Readers can be generous with both praise and criticism. A handful of times, they asked that I share their identity with the author and pass along an offer to be in touch directly to discuss the manuscript. A few readers were terrified that their cover would be blown and the authors would find out who had done them in.

More often than I would have liked, a reader took an author to task for neglecting to include references to the (anonymous) reader’s work.

Presses generally send along a list of questions to be answered. Some readers will follow that list to the letter. But others know the task of evaluation is not that easy. It’s not just a matter of “Does this work make a significant contribution to the field?” but, “What kind of a contribution does it make? To what will it be compared?”

That is, as I said, hard work. And the pay is peanuts.

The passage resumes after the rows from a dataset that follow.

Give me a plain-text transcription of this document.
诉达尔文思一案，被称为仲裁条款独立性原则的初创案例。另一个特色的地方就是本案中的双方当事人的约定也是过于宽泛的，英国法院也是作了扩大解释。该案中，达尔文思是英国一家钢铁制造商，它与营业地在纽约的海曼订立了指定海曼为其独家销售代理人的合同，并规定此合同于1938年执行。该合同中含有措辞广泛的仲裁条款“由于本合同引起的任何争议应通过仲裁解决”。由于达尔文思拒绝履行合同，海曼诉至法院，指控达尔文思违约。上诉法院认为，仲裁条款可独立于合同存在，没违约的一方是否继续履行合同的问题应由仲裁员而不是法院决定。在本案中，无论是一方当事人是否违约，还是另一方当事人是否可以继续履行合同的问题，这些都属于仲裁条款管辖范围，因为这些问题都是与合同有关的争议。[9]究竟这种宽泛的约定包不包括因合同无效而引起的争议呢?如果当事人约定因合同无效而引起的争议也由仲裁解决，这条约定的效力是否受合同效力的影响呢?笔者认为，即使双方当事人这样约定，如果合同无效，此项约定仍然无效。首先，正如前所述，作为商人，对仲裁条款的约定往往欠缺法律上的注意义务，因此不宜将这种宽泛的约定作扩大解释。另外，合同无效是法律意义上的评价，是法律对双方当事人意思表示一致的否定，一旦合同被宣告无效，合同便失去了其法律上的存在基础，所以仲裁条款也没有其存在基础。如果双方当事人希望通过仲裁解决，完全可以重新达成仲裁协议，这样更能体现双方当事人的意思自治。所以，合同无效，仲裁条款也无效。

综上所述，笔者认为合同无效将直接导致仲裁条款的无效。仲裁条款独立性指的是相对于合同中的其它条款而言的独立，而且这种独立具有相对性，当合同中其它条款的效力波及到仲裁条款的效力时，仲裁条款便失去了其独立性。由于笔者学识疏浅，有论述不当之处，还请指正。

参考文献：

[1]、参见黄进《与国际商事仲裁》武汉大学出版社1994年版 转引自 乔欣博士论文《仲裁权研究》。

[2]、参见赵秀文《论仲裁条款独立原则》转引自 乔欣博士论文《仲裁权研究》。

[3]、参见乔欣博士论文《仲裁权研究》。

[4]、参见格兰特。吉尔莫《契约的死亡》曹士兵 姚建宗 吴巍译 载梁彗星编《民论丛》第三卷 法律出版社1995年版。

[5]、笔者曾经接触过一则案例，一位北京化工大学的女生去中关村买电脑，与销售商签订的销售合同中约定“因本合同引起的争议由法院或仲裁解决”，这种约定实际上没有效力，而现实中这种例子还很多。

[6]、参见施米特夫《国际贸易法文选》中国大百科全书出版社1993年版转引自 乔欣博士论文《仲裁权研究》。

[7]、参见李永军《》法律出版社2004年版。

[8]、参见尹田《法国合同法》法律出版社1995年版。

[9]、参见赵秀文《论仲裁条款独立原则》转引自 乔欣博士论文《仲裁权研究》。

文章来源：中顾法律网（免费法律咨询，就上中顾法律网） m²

I had to keep reminding myself, as I read the manuscript for my editor friend, that it wasn’t my job to fix the problems but simply to point them out. It didn’t seem simple.

Agreeing to read a manuscript for a press is a weighty responsibility. I love that scholars are generally, as a community, generous to their colleagues. We do, after all, tend to write mostly for one another. Authors are often asked to suggest appropriate readers. To be able to have some giant in your field whose work you know and respect  — but whom you would not have the gumption to approach yourself — comment on and evaluate your work before publication is a gift. It’s also an honor to be asked to write a review, and a privilege to get a jump on the slow publication process and read a book in your field in manuscript form.

The system tends to work well as long as both sides, publishers and readers, take their jobs seriously. Editors should know better than to send out manuscripts that are hopeless. Readers must keep in mind, among all the other important issues, that every extra week they take is a week out of someone’s life. Departments need to sort out how they use the university-press review process for their own purposes.

Yet in spite of the problems with peer review, the many times that it works well should make all of us feel good about what we do, whether we are authors, publishers, or readers.